Over the past several years, the Wings have excelled due in large part to the world-class trio of Pavel Datsyuk, Henrik Zetterberg, and Nicklas Lidstrom. The skilled and possessive Red Wings style of play fueled a Stanley Cup run in 2008 and a return trip the following season.
The arrival of Patrick Kane and Jonathan Toews (2007) brought hockey back to the forefront in the Windy City. Mirroring Datsyuk and Zetterberg's rise in Detroit, Kane and Toews quickly became the central pieces of an exciting and competitive team. Three years later, Kane clinched the Stanley Cup with a quick wrist shot from the left boards.
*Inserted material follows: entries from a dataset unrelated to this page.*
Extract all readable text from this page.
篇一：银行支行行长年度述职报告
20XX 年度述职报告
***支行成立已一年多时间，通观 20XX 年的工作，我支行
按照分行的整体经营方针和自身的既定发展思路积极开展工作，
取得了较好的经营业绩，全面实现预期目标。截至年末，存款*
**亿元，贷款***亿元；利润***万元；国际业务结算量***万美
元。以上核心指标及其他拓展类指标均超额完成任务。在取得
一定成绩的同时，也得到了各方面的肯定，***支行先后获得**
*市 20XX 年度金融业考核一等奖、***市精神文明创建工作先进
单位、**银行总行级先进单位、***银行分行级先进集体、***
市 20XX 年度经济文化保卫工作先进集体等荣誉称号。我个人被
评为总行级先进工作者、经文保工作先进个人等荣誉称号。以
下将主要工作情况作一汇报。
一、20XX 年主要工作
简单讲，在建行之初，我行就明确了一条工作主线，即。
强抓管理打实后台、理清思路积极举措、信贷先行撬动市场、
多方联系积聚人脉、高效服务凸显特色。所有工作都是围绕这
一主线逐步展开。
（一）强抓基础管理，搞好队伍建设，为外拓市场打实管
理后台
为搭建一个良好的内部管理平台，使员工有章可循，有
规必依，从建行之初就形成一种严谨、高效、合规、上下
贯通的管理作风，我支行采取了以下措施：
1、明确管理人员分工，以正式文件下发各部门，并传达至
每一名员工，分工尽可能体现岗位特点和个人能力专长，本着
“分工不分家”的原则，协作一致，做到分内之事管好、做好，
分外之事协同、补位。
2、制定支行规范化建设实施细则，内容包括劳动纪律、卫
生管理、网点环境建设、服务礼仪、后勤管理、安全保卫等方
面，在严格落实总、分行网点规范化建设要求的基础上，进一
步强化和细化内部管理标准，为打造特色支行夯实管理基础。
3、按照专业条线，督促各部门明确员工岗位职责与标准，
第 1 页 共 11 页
This season has presented challenges for both clubs. Going into the season, the Red Wings lacked consistent scoring outside of the Euro Twins, while the Blackhawks were looking to fill an apparent lack of depth at center.
Filppula answered the call for the Wings, asserting himself as one of the NHL's most underrated two-way forwards. Only Zetterberg and Datsyuk play the opponent harder. With great skating and reactive hands, Filppula has a nose for the puck. With 64 points on the season, his play in the opponent's zone has improved drastically. With more pucks going to the net, linemates Zetterberg and Hudler have not only embraced Filppula, but flourished.
Unlike Filppula, Kane is not enjoying a career year. In fact, this is the second year his numbers have slipped. Kane missed a large part of training camp as a result of offseason wrist surgery. In a somewhat questionable move, Quenville looked to move Kane, a natural winger, to center. Though Kane has excellent offensive awareness and playmaking ability, he turns the puck over and does not back-check.
With a handful of games remaining, Filppula has more goals (23) and points (64) than the heralded Kane (20G, 60P).
Patrick Kane is one of the more dynamic players in the league, so is Filppula's better play just a fluke?